Vaccine hesitancy: the need for informed consent
Informed consent requires that everyone be apprised of their unique risk profile for COVID-19 infection and associated outcomes as well as their risk profile for adverse events due to the vaccine.
While the public has been informed that the benefits of COVID-19 vaccination outweigh the risks, a comprehensive and explicit risk assessment has neither been performed in Canada nor have any such assessments been communicated in detail to the public to allow for informed consent.
Informed consent requires an understanding of the risks and benefits of the choice to be taken. All actions, whether in medicine or elsewhere in life, entail costs and benefits. While a therapy often yields a range of beneficial outcomes, such therapies may also pose a risk. In the context of COVID-19 vaccinations, the benefits vary from one clinical trial to another with some touted as reducing the severity of COVID-19 symptoms and others in the prevention of lab-confirmed COVID-19 cases. As such, the COVID-19 vaccine might, in some cases, be better classified as a prophylactic therapy, or a treatment for the symptoms that may arise from disease, rather than as a vaccine, or an intervention that prevents disease itself. This distinction is rarely highlighted in public discourse but is important in the transmissibility of COVID-19
The decision to accept or not to accept a COVID-19 vaccine entails a risk assessment wherein the costs and benefits of this choice are assessed. To undertake this exercise requires information on: the effectiveness of the vaccine in altering the course of COVID-19 disease; an assessment of the potential adverse events associated with the vaccine; and the values individuals attach to the consequences of COVID-19 infection as well as on the sequelae associated with adverse events due to the vaccine. Informed consent requires that the specific circumstances faced by each individual undertaking this choice be recognized as the risks, benefits, and values attached to these health outcomes vary among the population. A blanket statement that says that the “benefits of COVID-19 vaccination outweigh the risks” is meaningless as it does not consider the unique circumstances faced by each member of the public.

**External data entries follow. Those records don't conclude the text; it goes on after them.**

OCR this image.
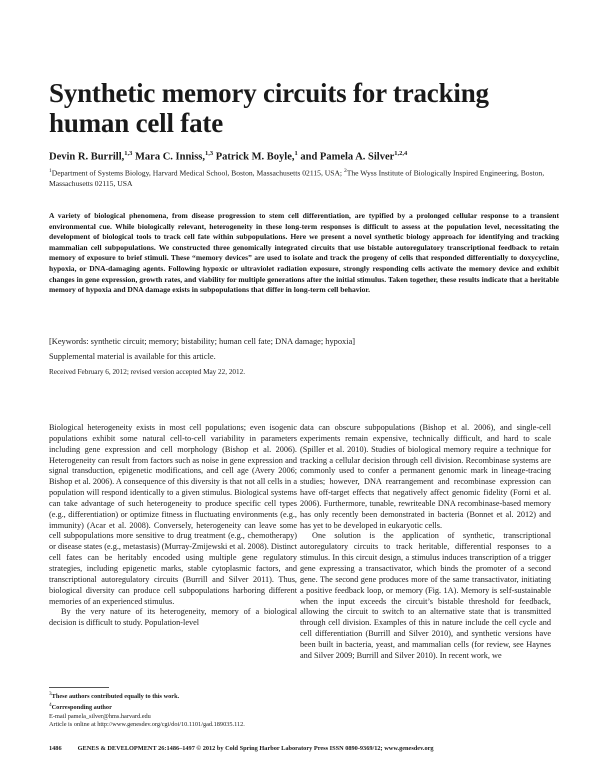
Synthetic memory circuits for tracking human cell fate
Devin R. Burrill,$^{1,3}$ Mara C. Inniss,$^{1,3}$ Patrick M. Boyle,$^1$ and Pamela A. Silver$^{1,2,4}$
$^1$Department of Systems Biology, Harvard Medical School, Boston, Massachusetts 02115, USA; $^2$The Wyss Institute of Biologically Inspired Engineering, Boston, Massachusetts 02115, USA

A variety of biological phenomena, from disease progression to stem cell differentiation, are typified by a prolonged cellular response to a transient environmental cue. While biologically relevant, heterogeneity in these long-term responses is difficult to assess at the population level, necessitating the development of biological tools to track cell fate within subpopulations. Here we present a novel synthetic biology approach for identifying and tracking mammalian cell subpopulations. We constructed three genomically integrated circuits that use bistable autoregulatory transcriptional feedback to retain memory of exposure to brief stimuli. These “memory devices” are used to isolate and track the progeny of cells that responded differentially to doxycycline, hypoxia, or DNA-damaging agents. Following hypoxic or ultraviolet radiation exposure, strongly responding cells activate the memory device and exhibit changes in gene expression, growth rates, and viability for multiple generations after the initial stimulus. Taken together, these results indicate that a heritable memory of hypoxia and DNA damage exists in subpopulations that differ in long-term cell behavior.

[Keywords: synthetic circuit; memory; bistability; human cell fate; DNA damage; hypoxia]
Supplemental material is available for this article.
Received February 6, 2012; revised version accepted May 22, 2012.

Biological heterogeneity exists in most cell populations; even isogenic populations exhibit some natural cell-to-cell variability in parameters including gene expression and cell morphology (Bishop et al. 2006). Heterogeneity can result from factors such as noise in gene expression and signal transduction, epigenetic modifications, and cell age (Avery 2006; Bishop et al. 2006). A consequence of this diversity is that not all cells in a population will respond identically to a given stimulus. Biological systems can take advantage of such heterogeneity to produce specific cell types (e.g., differentiation) or optimize fitness in fluctuating environments (e.g., immunity) (Acar et al. 2008). Conversely, heterogeneity can leave some cell subpopulations more sensitive to drug treatment (e.g., chemotherapy) or disease states (e.g., metastasis) (Murray-Zmijewski et al. 2008). Distinct cell fates can be heritably encoded using multiple gene regulatory strategies, including epigenetic marks, stable cytoplasmic factors, and transcriptional autoregulatory circuits (Burrill and Silver 2011). Thus, biological diversity can produce cell subpopulations harboring different memories of an experienced stimulus.

By the very nature of its heterogeneity, memory of a biological decision is difficult to study. Population-level

data can obscure subpopulations (Bishop et al. 2006), and single-cell experiments remain expensive, technically difficult, and hard to scale (Spiller et al. 2010). Studies of biological memory require a technique for tracking a cellular decision through cell division. Recombinase systems are commonly used to confer a permanent genomic mark in lineage-tracing studies; however, DNA rearrangement and recombinase expression can have off-target effects that negatively affect genomic fidelity (Forni et al. 2006). Furthermore, tunable, rewriteable DNA recombinase-based memory has only recently been demonstrated in bacteria (Bonnet et al. 2012) and has yet to be developed in eukaryotic cells.

One solution is the application of synthetic, transcriptional autoregulatory circuits to track heritable, differential responses to a stimulus. In this circuit design, a stimulus induces transcription of a trigger gene expressing a transactivator, which binds the promoter of a second gene. The second gene produces more of the same transactivator, initiating a positive feedback loop, or memory (Fig. 1A). Memory is self-sustainable when the input exceeds the circuit’s bistable threshold for feedback, allowing the circuit to switch to an alternative state that is transmitted through cell division. Examples of this in nature include the cell cycle and cell differentiation (Burrill and Silver 2010), and synthetic versions have been built in bacteria, yeast, and mammalian cells (for review, see Haynes and Silver 2009; Burrill and Silver 2010). In recent work, we

$^3$These authors contributed equally to this work.
$^4$Corresponding author
E-mail pamela_silver@hms.harvard.edu
Article is online at http://www.genesdev.org/cgi/doi/10.1101/gad.189035.112.
1486	GENES & DEVELOPMENT 26:1486–1497 © 2012 by Cold Spring Harbor Laboratory Press ISSN 0890-9369/12; www.genesdev.org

The challenge faced by individuals in undertaking this risk assessment cannot be underestimated. Informed consent requires that everyone be apprised of their unique risk profile for COVID-19 infection and associated outcomes as well as their risk profile for adverse events due to the vaccine and the associated sequalae.

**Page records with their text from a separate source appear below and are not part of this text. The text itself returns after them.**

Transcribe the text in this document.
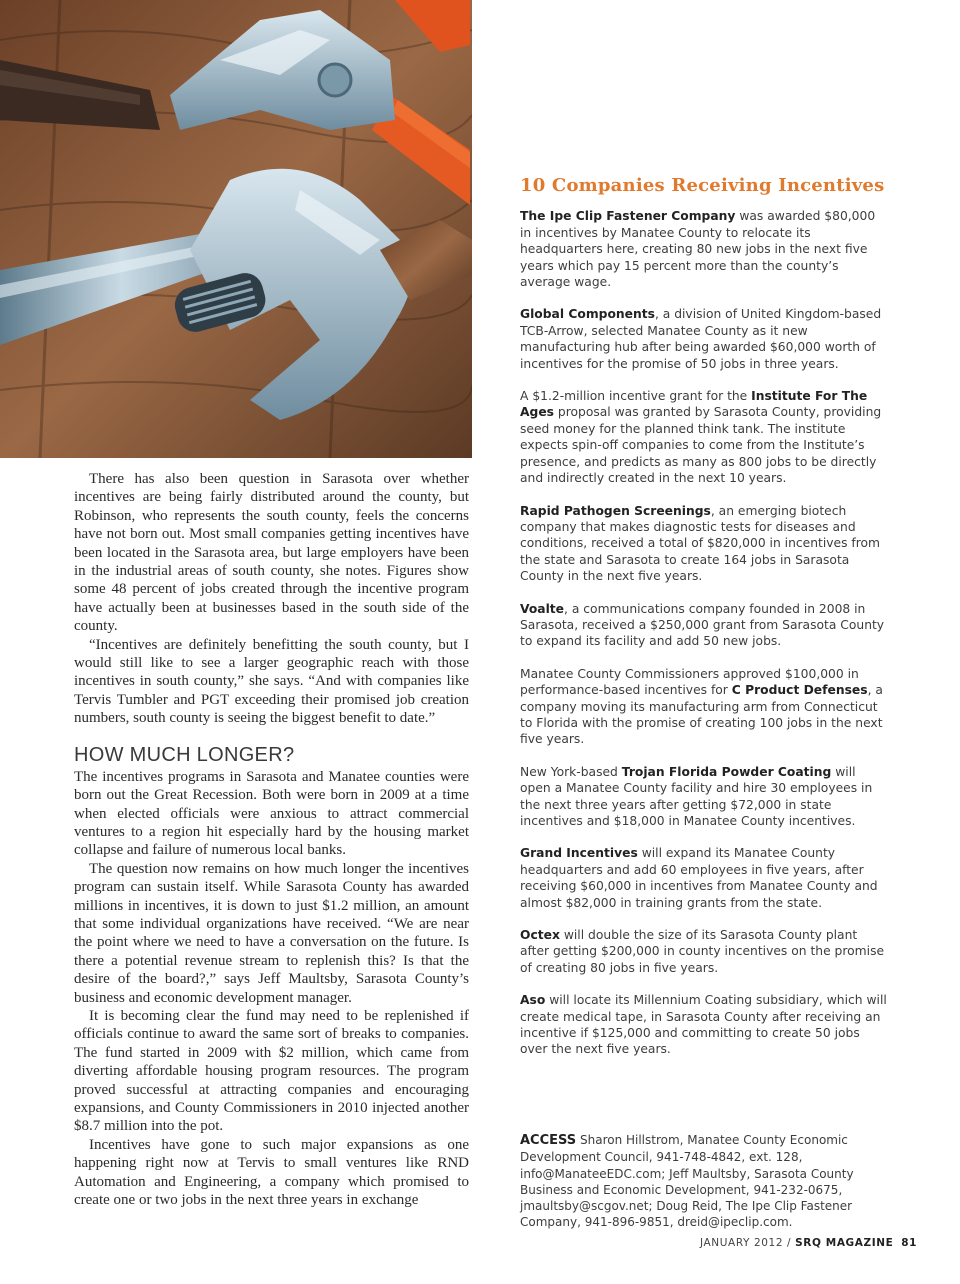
There has also been question in Sarasota over whether incentives are being fairly distributed around the county, but Robinson, who represents the south county, feels the concerns have not born out. Most small companies getting incentives have been located in the Sarasota area, but large employers have been in the industrial areas of south county, she notes. Figures show some 48 percent of jobs created through the incentive program have actually been at businesses based in the south side of the county.

“Incentives are definitely benefitting the south county, but I would still like to see a larger geographic reach with those incentives in south county,” she says. “And with companies like Tervis Tumbler and PGT exceeding their promised job creation numbers, south county is seeing the biggest benefit to date.”

HOW MUCH LONGER?

The incentives programs in Sarasota and Manatee counties were born out the Great Recession. Both were born in 2009 at a time when elected officials were anxious to attract commercial ventures to a region hit especially hard by the housing market collapse and failure of numerous local banks.

The question now remains on how much longer the incentives program can sustain itself. While Sarasota County has awarded millions in incentives, it is down to just $1.2 million, an amount that some individual organizations have received. “We are near the point where we need to have a conversation on the future. Is there a potential revenue stream to replenish this? Is that the desire of the board?,” says Jeff Maultsby, Sarasota County’s business and economic development manager.

It is becoming clear the fund may need to be replenished if officials continue to award the same sort of breaks to companies. The fund started in 2009 with $2 million, which came from diverting affordable housing program resources. The program proved successful at attracting companies and encouraging expansions, and County Commissioners in 2010 injected another $8.7 million into the pot.

Incentives have gone to such major expansions as one happening right now at Tervis to small ventures like RND Automation and Engineering, a company which promised to create one or two jobs in the next three years in exchange

10 Companies Receiving Incentives
The Ipe Clip Fastener Company was awarded $80,000 in incentives by Manatee County to relocate its headquarters here, creating 80 new jobs in the next five years which pay 15 percent more than the county’s average wage.
Global Components, a division of United Kingdom-based TCB-Arrow, selected Manatee County as it new manufacturing hub after being awarded $60,000 worth of incentives for the promise of 50 jobs in three years.
A $1.2-million incentive grant for the Institute For The Ages proposal was granted by Sarasota County, providing seed money for the planned think tank. The institute expects spin-off companies to come from the Institute’s presence, and predicts as many as 800 jobs to be directly and indirectly created in the next 10 years.
Rapid Pathogen Screenings, an emerging biotech company that makes diagnostic tests for diseases and conditions, received a total of $820,000 in incentives from the state and Sarasota to create 164 jobs in Sarasota County in the next five years.
Voalte, a communications company founded in 2008 in Sarasota, received a $250,000 grant from Sarasota County to expand its facility and add 50 new jobs.
Manatee County Commissioners approved $100,000 in performance-based incentives for C Product Defenses, a company moving its manufacturing arm from Connecticut to Florida with the promise of creating 100 jobs in the next five years.
New York-based Trojan Florida Powder Coating will open a Manatee County facility and hire 30 employees in the next three years after getting $72,000 in state incentives and $18,000 in Manatee County incentives.
Grand Incentives will expand its Manatee County headquarters and add 60 employees in five years, after receiving $60,000 in incentives from Manatee County and almost $82,000 in training grants from the state.
Octex will double the size of its Sarasota County plant after getting $200,000 in county incentives on the promise of creating 80 jobs in five years.
Aso will locate its Millennium Coating subsidiary, which will create medical tape, in Sarasota County after receiving an incentive if $125,000 and committing to create 50 jobs over the next five years.
ACCESS Sharon Hillstrom, Manatee County Economic Development Council, 941-748-4842, ext. 128, info@ManateeEDC.com; Jeff Maultsby, Sarasota County Business and Economic Development, 941-232-0675, jmaultsby@scgov.net; Doug Reid, The Ipe Clip Fastener Company, 941-896-9851, dreid@ipeclip.com.
JANUARY 2012 / SRQ MAGAZINE 81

The government, media, and scientific community have done a major disservice to the public by trivializing the choice without offering clarity on the key parameters to assess and value before deciding to accept vaccination. Under the simplest of circumstances, there are four main sets of parameters that people need to assess and value before a fully informed choice may be taken. The risk and cost of:
- Premature mortality from COVID-19 infection;
- The morbidity consequences from COVID-19 infection;
- Premature mortality from the adverse events associated with COVID-19 vaccination; and
- The morbidity consequences from the adverse events associated with COVID-19 vaccination.

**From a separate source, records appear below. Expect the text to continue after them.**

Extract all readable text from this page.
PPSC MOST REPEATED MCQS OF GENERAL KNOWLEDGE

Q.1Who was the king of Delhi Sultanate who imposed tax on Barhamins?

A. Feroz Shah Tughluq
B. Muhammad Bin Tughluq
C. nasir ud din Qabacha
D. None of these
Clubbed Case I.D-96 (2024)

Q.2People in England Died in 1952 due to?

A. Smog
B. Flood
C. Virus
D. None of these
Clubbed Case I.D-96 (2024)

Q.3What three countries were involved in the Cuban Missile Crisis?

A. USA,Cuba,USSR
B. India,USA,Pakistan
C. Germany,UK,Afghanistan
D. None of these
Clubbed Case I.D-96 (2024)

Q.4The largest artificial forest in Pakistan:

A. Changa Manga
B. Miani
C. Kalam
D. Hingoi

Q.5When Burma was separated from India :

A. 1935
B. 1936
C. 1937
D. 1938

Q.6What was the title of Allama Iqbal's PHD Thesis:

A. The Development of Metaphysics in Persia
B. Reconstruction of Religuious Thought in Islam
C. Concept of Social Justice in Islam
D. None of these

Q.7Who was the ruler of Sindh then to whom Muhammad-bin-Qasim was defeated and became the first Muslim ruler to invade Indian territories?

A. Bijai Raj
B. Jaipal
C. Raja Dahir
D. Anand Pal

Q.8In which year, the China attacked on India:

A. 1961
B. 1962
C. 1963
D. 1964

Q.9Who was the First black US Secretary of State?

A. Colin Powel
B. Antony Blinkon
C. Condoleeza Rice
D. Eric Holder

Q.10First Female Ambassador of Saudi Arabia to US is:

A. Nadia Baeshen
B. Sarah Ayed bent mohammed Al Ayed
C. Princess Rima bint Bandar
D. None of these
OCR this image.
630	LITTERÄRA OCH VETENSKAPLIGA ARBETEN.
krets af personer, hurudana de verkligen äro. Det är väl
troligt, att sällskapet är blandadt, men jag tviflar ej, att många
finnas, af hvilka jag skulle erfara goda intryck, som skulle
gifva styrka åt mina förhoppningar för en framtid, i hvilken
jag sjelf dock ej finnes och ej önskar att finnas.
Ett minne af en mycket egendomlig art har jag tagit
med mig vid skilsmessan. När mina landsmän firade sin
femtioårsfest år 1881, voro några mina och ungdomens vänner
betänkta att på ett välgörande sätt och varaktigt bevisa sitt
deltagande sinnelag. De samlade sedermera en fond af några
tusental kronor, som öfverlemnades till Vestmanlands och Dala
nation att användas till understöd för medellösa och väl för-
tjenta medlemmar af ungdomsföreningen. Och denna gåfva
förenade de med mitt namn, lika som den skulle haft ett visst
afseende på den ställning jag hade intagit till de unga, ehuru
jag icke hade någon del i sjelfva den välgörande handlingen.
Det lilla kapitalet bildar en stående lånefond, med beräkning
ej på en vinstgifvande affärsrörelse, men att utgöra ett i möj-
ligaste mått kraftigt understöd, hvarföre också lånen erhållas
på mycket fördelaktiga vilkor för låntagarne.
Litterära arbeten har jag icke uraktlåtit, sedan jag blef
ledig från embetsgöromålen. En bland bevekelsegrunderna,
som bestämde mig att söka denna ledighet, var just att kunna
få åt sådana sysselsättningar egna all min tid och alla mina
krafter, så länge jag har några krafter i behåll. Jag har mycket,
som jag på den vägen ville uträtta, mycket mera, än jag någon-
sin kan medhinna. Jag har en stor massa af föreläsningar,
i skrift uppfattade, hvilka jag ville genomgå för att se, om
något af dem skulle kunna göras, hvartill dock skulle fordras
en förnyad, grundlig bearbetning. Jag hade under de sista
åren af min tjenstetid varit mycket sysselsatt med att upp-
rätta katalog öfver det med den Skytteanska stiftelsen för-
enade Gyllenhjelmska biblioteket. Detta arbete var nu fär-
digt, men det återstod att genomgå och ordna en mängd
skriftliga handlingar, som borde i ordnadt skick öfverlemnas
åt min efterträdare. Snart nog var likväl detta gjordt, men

Each of these four sets of parameters comprise a vast array of epidemiological and personal preference-based considerations, such as an assessment of remaining life expectancy, estimates of the quality of life, the value individuals attach to a forgone quality-adjusted life years, and the value of life following COVID-19 infection and/or adverse outcomes associated with vaccination.
Governments and others in authority have suggested that because the mortality and morbidity costs of COVID-19 infection are so large and the cost and risk of adverse events from COVID-19 vaccination are so small, all citizens, including those above 12 years of age, are assigned a pejorative labeled, “vaccine-hesitant,” if they refuse or postpone COVID-19 vaccination. But the absence of clear, detailed, and personalized information makes it impossible for the public to make an informed choice on this matter.
Despite general acceptance that value in health care is optimized when the public is making informed choices for themselves, the current situation is one in which governments and public health authorities are offering a one-size-fits-all recommendation. It is important to reject such a singular collectivist recommendation and demand a more nuanced and individualistic approach. Advice to each member of the public should be informed by their unique risk profiles when contemplating vaccination and the idiosyncratic values that they attach to the resulting health outcomes. Once we return to this more individualistic approach to medicine that allows for informed consent, then we may have the potential to return value to health care.
Peter C. Coyte is a professor of Health Economics at the University of Toronto’s School of Public Health.